Locavores of Yore

We’ve been making our way around France and Italy, sampling the various regional cuisines. I get the importance of this – understanding how people ate when they only had what was available to them nearby (Italy is not entirely an olive oil nation), and how certain foods were preserved before refrigeration (prosciutto, pickles), etc. But I must say, even in the midst of Florence and Bologna, I am growing weary of all of this hearty peasant food. Today we made (times 3) tagliatelle bolognese, roast pork loin, whole breaded fish wrapped in prosciutto, stewed baby artichokes with peas, marinated mushrooms, and tuscan bean soup. We actually left out a recipe for a frittata, because that would have been “too much.” These cuisines were designed for hard, field-working cultures, and perhaps not intended to be prepared and consumed en masse at 11am by a bunch of snotty urbanites. 🙂 I am truly missing the “advanced culinary preprations” and plating excercises we did at the beginning of this module with all of its microgreens, pureed sauces, and citrus vinaigrettes. Not that I prefer prissy food to comfort food, but I’d really like to get back to a middle ground. (We will, but not until we detour through pastry first.) I’m sure an in-depth understanding of how the way that we eat came to be will make me a better chef, but sheesh. When class is over all I want is a friggin fruit smoothie.
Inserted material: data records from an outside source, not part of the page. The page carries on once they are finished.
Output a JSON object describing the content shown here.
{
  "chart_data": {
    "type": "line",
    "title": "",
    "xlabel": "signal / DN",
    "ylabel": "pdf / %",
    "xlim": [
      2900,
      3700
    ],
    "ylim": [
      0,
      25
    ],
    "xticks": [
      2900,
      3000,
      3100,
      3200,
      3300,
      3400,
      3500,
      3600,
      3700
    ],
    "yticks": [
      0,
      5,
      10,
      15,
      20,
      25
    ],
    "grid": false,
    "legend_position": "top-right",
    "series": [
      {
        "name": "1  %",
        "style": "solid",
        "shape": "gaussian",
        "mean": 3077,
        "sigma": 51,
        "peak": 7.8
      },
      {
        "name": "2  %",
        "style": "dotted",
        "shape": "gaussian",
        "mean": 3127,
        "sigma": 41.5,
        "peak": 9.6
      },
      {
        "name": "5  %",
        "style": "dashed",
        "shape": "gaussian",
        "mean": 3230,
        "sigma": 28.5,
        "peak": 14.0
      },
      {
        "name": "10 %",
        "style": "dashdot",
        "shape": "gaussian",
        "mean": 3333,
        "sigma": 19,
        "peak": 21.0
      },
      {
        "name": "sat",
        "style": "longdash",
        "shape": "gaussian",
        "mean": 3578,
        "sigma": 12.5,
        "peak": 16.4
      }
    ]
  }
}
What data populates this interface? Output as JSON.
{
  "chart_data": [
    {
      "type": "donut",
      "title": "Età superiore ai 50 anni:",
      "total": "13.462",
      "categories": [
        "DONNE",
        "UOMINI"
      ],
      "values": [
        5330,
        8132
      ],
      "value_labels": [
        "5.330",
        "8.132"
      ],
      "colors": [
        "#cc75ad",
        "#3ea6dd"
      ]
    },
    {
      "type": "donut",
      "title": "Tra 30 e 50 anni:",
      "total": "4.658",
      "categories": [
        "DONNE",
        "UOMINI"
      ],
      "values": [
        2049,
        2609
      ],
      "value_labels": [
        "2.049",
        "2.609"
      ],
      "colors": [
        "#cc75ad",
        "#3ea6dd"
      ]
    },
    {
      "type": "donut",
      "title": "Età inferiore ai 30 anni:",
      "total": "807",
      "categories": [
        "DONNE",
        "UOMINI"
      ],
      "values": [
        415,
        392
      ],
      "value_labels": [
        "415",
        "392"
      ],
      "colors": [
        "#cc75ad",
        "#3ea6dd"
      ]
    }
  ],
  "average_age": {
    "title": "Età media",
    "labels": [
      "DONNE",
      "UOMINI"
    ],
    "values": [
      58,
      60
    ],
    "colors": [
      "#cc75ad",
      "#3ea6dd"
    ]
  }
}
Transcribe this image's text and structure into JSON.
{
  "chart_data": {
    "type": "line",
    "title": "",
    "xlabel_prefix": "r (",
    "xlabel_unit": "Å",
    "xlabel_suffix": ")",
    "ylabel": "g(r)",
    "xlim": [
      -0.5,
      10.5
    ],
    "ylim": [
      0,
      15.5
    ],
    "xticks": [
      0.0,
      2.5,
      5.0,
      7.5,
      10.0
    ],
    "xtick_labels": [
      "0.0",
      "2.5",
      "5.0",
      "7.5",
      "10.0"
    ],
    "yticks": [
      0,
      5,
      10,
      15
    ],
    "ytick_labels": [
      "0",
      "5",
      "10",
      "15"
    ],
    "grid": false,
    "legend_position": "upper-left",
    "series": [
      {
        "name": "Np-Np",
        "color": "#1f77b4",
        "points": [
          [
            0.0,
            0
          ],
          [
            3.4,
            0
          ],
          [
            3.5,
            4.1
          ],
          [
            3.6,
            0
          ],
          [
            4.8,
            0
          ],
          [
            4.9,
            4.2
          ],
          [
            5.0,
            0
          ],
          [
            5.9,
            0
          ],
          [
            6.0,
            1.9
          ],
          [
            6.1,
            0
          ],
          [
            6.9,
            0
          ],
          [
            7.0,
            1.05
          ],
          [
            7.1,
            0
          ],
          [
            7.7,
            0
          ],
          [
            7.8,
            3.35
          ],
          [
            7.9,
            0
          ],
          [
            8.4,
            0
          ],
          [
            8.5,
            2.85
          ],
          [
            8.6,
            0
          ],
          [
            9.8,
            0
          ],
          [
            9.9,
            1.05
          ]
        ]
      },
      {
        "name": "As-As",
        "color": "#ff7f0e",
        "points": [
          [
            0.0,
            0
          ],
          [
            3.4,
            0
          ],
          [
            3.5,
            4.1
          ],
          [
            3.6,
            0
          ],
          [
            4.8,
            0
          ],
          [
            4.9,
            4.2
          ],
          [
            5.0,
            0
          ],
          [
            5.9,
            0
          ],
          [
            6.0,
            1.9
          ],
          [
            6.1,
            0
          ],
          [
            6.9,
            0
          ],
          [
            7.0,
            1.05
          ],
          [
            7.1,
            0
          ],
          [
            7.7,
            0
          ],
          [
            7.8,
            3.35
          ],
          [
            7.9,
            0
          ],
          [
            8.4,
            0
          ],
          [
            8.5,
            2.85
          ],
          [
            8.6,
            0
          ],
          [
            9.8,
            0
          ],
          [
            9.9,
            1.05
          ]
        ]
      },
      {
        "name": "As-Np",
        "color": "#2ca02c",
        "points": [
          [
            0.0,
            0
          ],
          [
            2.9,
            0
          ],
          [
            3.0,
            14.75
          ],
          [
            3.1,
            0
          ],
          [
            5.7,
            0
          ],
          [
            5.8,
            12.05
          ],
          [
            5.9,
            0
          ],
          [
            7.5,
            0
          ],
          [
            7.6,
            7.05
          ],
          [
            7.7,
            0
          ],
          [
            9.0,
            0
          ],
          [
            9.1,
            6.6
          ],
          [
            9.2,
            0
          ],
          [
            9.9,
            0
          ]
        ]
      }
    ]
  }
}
I can’t imagine I am getting a lot of sympathy here, especially given the fact that my ongoing Barbecue-Slinging Personal Training is still causing weight loss in spite of having had Beef Bourguignon for breakfast.

Central Italian Feast: please pass the microgreens

Shout out to the Duncans in Houston, TX! Brian is obviously a good guy about whom the MTA police should not be concerned.